Art Ensemble of Chicago : un long voyage musical
Une captation du concert sur la scène de la Maison des arts de Créteil en février 2020, célébrant la première venue en France du collectif cinquante ans plus tôt.
dans l’hebdo N° 1744 Acheter ce numéro
The Sixth Decade from Paris to Paris / Art Ensemble of Chicago / I See Colors.
Le lien entre Paris et l’Art Ensemble of Chicago est une histoire ancienne, commencée en 1969, quand les musiciens sont arrivés dans la capitale française. Ils n’étaient encore que l’Art Ensemble jusqu’à ce qu’un promoteur juge utile d’ajouter « of Chicago » au patronyme qu’ils utilisaient jusque-là pour revendiquer leur esprit collectif.
Collectif pérenne sans leader affiché, qui faisait d’ailleurs figure d’exception dans le monde du free-jazz, plutôt le fait d’individus. Seuls l’Arkestra de Sun Ra et peut-être le New York Art Quartet pourraient à ce titre lui être comparés, mais le premier mettait en avant une légendaire figure de proue et le second a été aussi éphémère que fulgurant. Éphémère, l’Art Ensemble of Chicago ne l’a pas été, et, si sa formation a pu évoluer au fil des ans, c’est par l’apport de nouveaux musiciens plutôt que par une transformation du noyau historique.
L’histoire avec Paris n’a pas été non plus éphémère puisque le collectif y est resté pendant plusieurs années, jouant beaucoup et enregistrant tout autant, dont un album historique avec Brigitte Fontaine, Comme à la radio. C’est sans doute ce qui en fait une figure particulièrement mythique ici, autant pour celles et ceux qui ont pu le voir à l’époque que pour les autres qui ne peuvent que regretter de ne pas avoir été présents.

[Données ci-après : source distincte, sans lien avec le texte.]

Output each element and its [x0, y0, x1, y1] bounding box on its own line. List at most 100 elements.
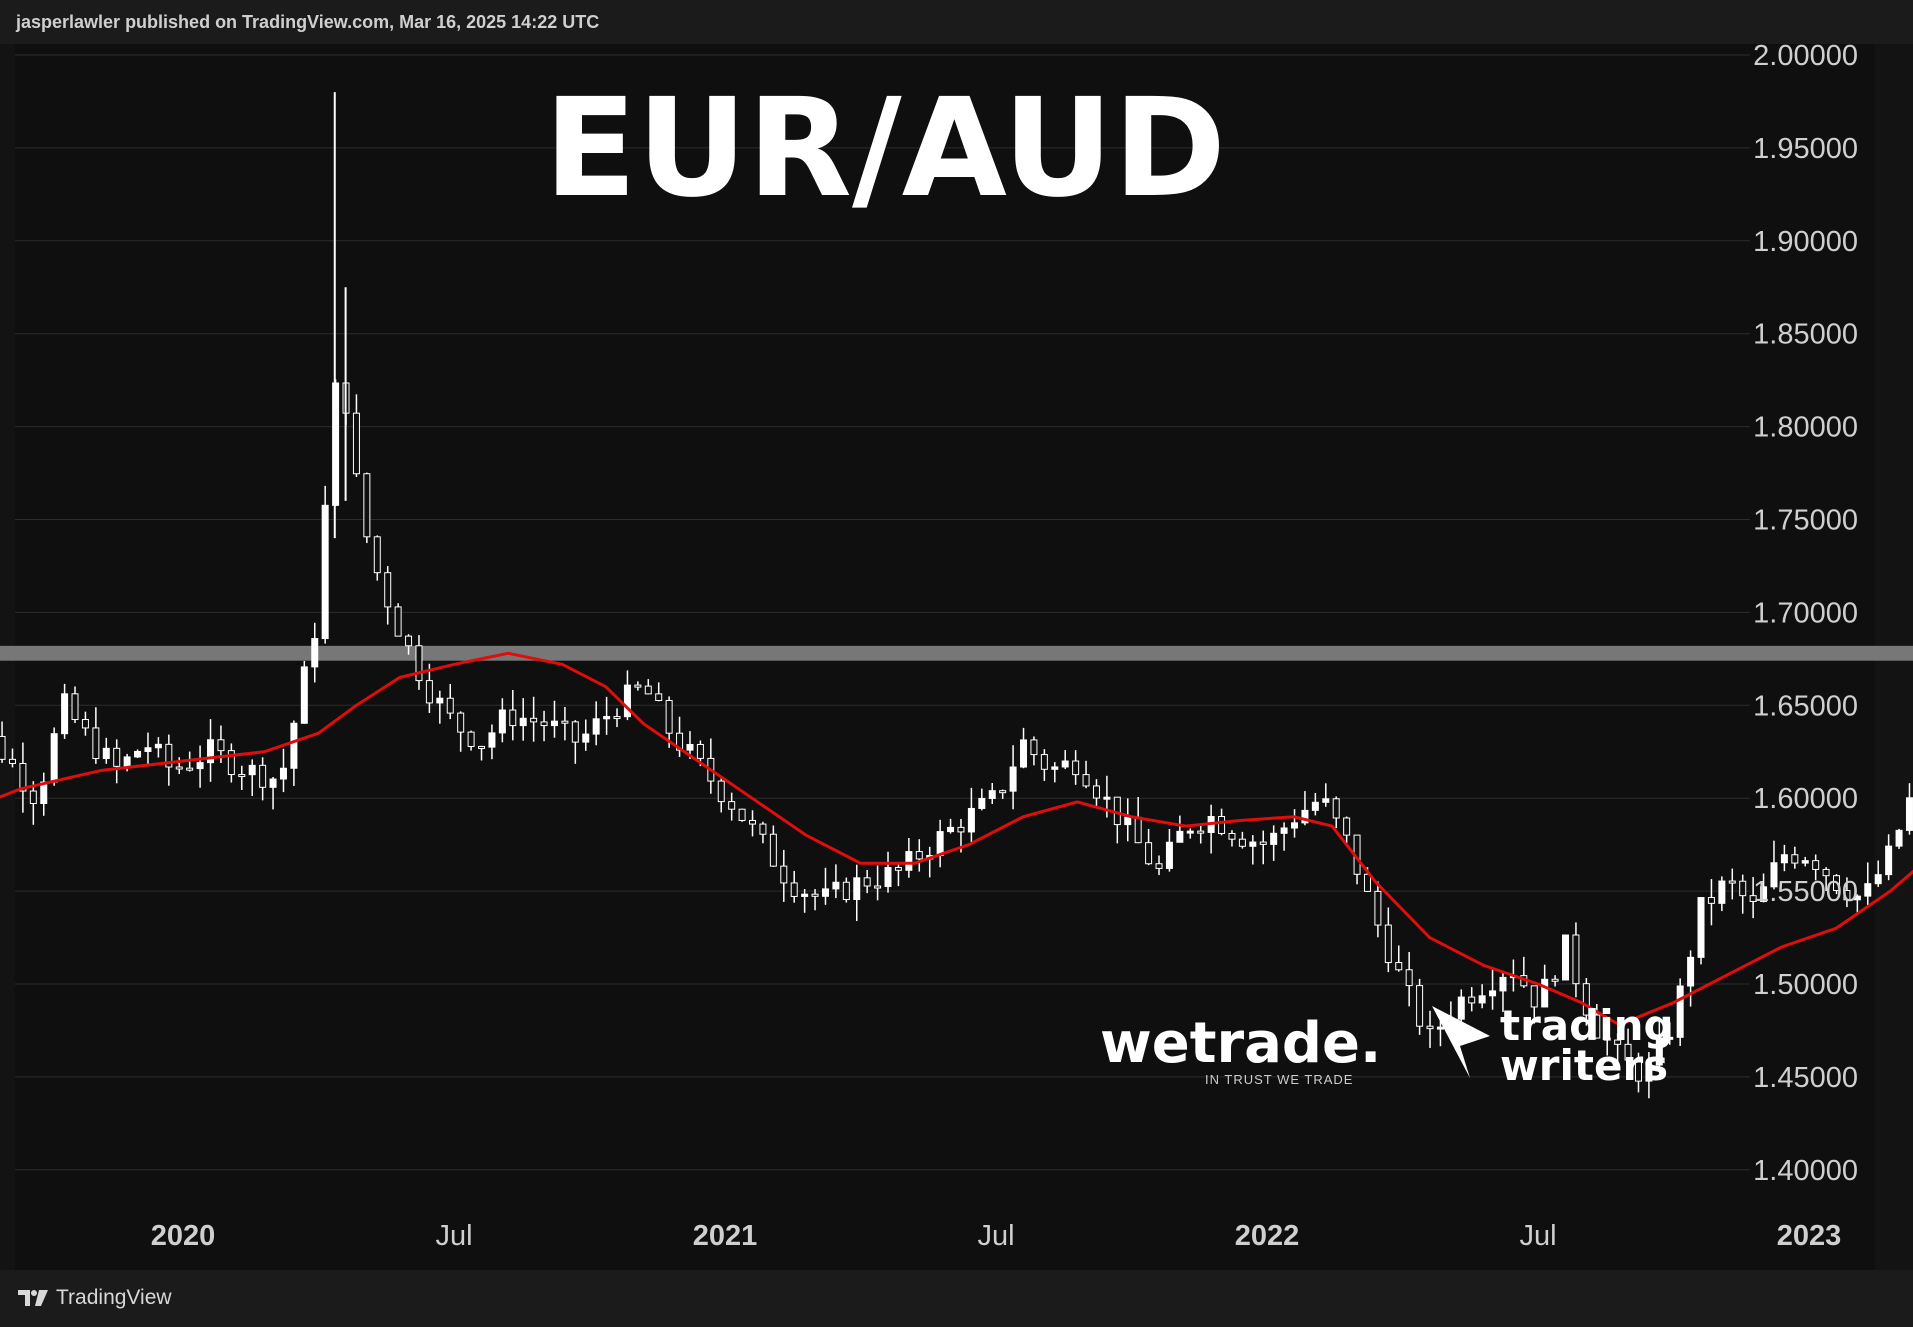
candle-body: [1165, 841, 1173, 869]
candle-body: [1603, 1037, 1611, 1041]
candle-body: [717, 780, 725, 803]
candle-body: [1864, 883, 1872, 897]
price-tick-label: 1.60000: [1753, 783, 1858, 815]
candle-body: [352, 412, 360, 475]
candle-body: [50, 733, 58, 783]
time-tick-label: Jul: [1519, 1220, 1556, 1252]
price-tick-label: 1.70000: [1753, 597, 1858, 629]
candle-body: [634, 684, 642, 688]
candle-body: [1634, 1059, 1642, 1082]
candle-body: [1499, 976, 1507, 992]
candle-body: [113, 747, 121, 767]
candle-body: [655, 693, 663, 701]
price-axis[interactable]: 2.00000 1.95000 1.90000 1.85000 1.80000 1.750…: [1753, 40, 1858, 1187]
candle-body: [1155, 863, 1163, 869]
candle-body: [102, 747, 110, 760]
candle-body: [279, 767, 287, 780]
candle-body: [1874, 874, 1882, 885]
candle-body: [509, 709, 517, 727]
candle-body: [498, 709, 506, 734]
price-tick-label: 1.40000: [1753, 1155, 1858, 1187]
candle-body: [1457, 996, 1465, 1020]
candle-body: [217, 739, 225, 752]
candle-body: [1218, 816, 1226, 834]
candle-body: [0, 735, 6, 760]
candle-body: [1238, 838, 1246, 847]
candle-body: [467, 731, 475, 747]
resistance-zone: [0, 645, 1913, 661]
time-tick-label: Jul: [435, 1220, 472, 1252]
tradingview-logo-icon: [18, 1290, 48, 1306]
candle-body: [290, 722, 298, 769]
candle-body: [321, 504, 329, 640]
candle-body: [1551, 978, 1559, 982]
candles: [0, 92, 1913, 1099]
candle-body: [1030, 739, 1038, 756]
candle-body: [144, 747, 152, 752]
candle-body: [1374, 890, 1382, 926]
candle-body: [1687, 956, 1695, 987]
candle-body: [1666, 1036, 1674, 1040]
chart-title: EUR/AUD: [544, 70, 1226, 228]
candle-body: [1009, 766, 1017, 792]
candle-body: [1103, 796, 1111, 800]
candle-body: [227, 750, 235, 776]
candle-body: [259, 764, 267, 788]
candle-body: [790, 882, 798, 897]
candle-body: [196, 762, 204, 770]
tradingview-brand[interactable]: TradingView: [18, 1286, 172, 1310]
writers-text: writers: [1500, 1041, 1668, 1090]
candle-body: [1332, 798, 1340, 819]
candle-body: [92, 727, 100, 760]
candle-body: [644, 685, 652, 695]
candle-body: [436, 697, 444, 704]
candle-body: [384, 572, 392, 608]
candle-body: [936, 831, 944, 857]
candle-body: [603, 716, 611, 720]
candle-body: [1760, 886, 1768, 902]
candle-body: [988, 790, 996, 799]
candle-body: [1541, 978, 1549, 1008]
candle-body: [1384, 924, 1392, 964]
candle-body: [363, 473, 371, 538]
time-tick-label: 2021: [693, 1220, 758, 1252]
candle-body: [1895, 829, 1903, 847]
candle-body: [1770, 862, 1778, 888]
candle-body: [519, 717, 527, 727]
grid-lines: [15, 54, 1750, 1171]
candle-body: [749, 819, 757, 825]
trading-writers-logo-icon: [1432, 1006, 1490, 1078]
candle-body: [1072, 760, 1080, 776]
candle-body: [967, 807, 975, 833]
candle-body: [738, 808, 746, 821]
candle-body: [947, 826, 955, 833]
candle-body: [1259, 841, 1267, 845]
candle-body: [415, 645, 423, 682]
candle-body: [582, 733, 590, 743]
candle-body: [728, 801, 736, 810]
price-tick-label: 1.80000: [1753, 412, 1858, 444]
candle-body: [248, 764, 256, 776]
candle-body: [863, 877, 871, 887]
candle-body: [1707, 897, 1715, 904]
candle-body: [238, 774, 246, 778]
candle-body: [488, 732, 496, 748]
candle-body: [457, 712, 465, 733]
candle-body: [1624, 1043, 1632, 1061]
candle-body: [530, 717, 538, 723]
candle-body: [1395, 962, 1403, 971]
top-bar: jasperlawler published on TradingView.co…: [0, 0, 1913, 44]
time-axis[interactable]: 2020Jul2021Jul2022Jul2023Jul2024Jul2025J…: [151, 1220, 1913, 1252]
candle-body: [123, 756, 131, 767]
candle-body: [1833, 875, 1841, 892]
trading-text: trading: [1500, 1001, 1674, 1050]
candle-body: [405, 635, 413, 647]
candle-body: [811, 893, 819, 897]
candle-body: [311, 638, 319, 668]
candle-body: [540, 721, 548, 727]
candle-body: [842, 881, 850, 901]
candle-body: [957, 826, 965, 833]
candle-body: [894, 867, 902, 871]
candle-body: [1061, 760, 1069, 768]
price-chart[interactable]: EUR/AUD wetrade. IN TRUST WE TRADE tradi…: [0, 0, 1913, 1270]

Cette longue histoire méritait bien une célébration. Il y en eut deux pour son cinquantenaire. La parution de l’album We Are on the Edge, en juin 2019, premier enregistrement studio depuis 2003, et, le 7 février 2020, un concert à la Maison des arts de Créteil dans le cadre de l’excellent festival Sons d’hiver – dont la 32e édition bat actuellement son plein, jusqu’au 18 février –, au cours duquel trois compositions de ce disque ont été jouées. Un événement, comme l’est la parution aujourd’hui de l’enregistrement de ce concert sous la forme d’un double CD.
Somme musicale
C’est un Art Ensemble of Chicago à la fois privé de trois de ses membres originaux, aujourd’hui disparus – le trompettiste Lester Bowie, le bassiste Malachi Favors et le multi-instrumentiste Joseph Jarman –, et augmenté pour l’occasion d’une vingtaine de musiciens et d’un nombre encore plus nombreux d’instruments.
Trois vocalistes également : la soprane Erina Newkirk, la voix de basse Roco Córdova et Moor Mother dans le registre déclamatoire du « spoken word ». Le tout sous la direction des deux membres historiques, Roscoe Mitchell aux saxophones sopranino et alto et Famoudou Don Moye à la batterie et à une ribambelle de percussions.
Le résultat est un voyage de plus d’une heure et demie qui visite une multitude de territoires musicaux : opéra, musique contemporaine, classique, jazz évidemment. De continents aussi, Amérique, Europe et Afrique, dans un syncrétisme et une attitude depuis longtemps revendiquée par les musiciens noirs américains et que résumait le pianiste Cecil Taylor dans cette citation rapportée dans l’ouvrage de Pierre Carles et Jean-Louis Comolli, Free Jazz Black Power : « Je n’ai pas peur des influences européennes. Ce qui est important, c’est de les utiliser – comme le fit Ellington – en tant que partie intégrante de mon existence de Noir américain. »
Une somme musicale, dans laquelle on croise les enchevêtrements nuageux des cordes, les stridences du violon ou des cuivres, les percussions cristallines qui explosent comme des feux de Bengale, les mots libérateurs lancés avec force par Moor Mother, l’esprit de la danse qui subitement prend le pouvoir, le surgissement d’une fanfare exigeant que soit rendue la magie (« Bring Back the Magic »), les éclats d’un piano martelé et, aux notes éparpillées, une poussée de fièvre funky et quelques transes tribales.
La dernière étape du voyage est une reprise du très beau et limpide « Odwalla » au cours de laquelle Roscoe Mitchell déroule le générique, avant un long rappel commencé comme une joute vocale entre om tibétain et vocalises de cantatrice, avant de s’estomper doucement, manière de prendre définitivement congé.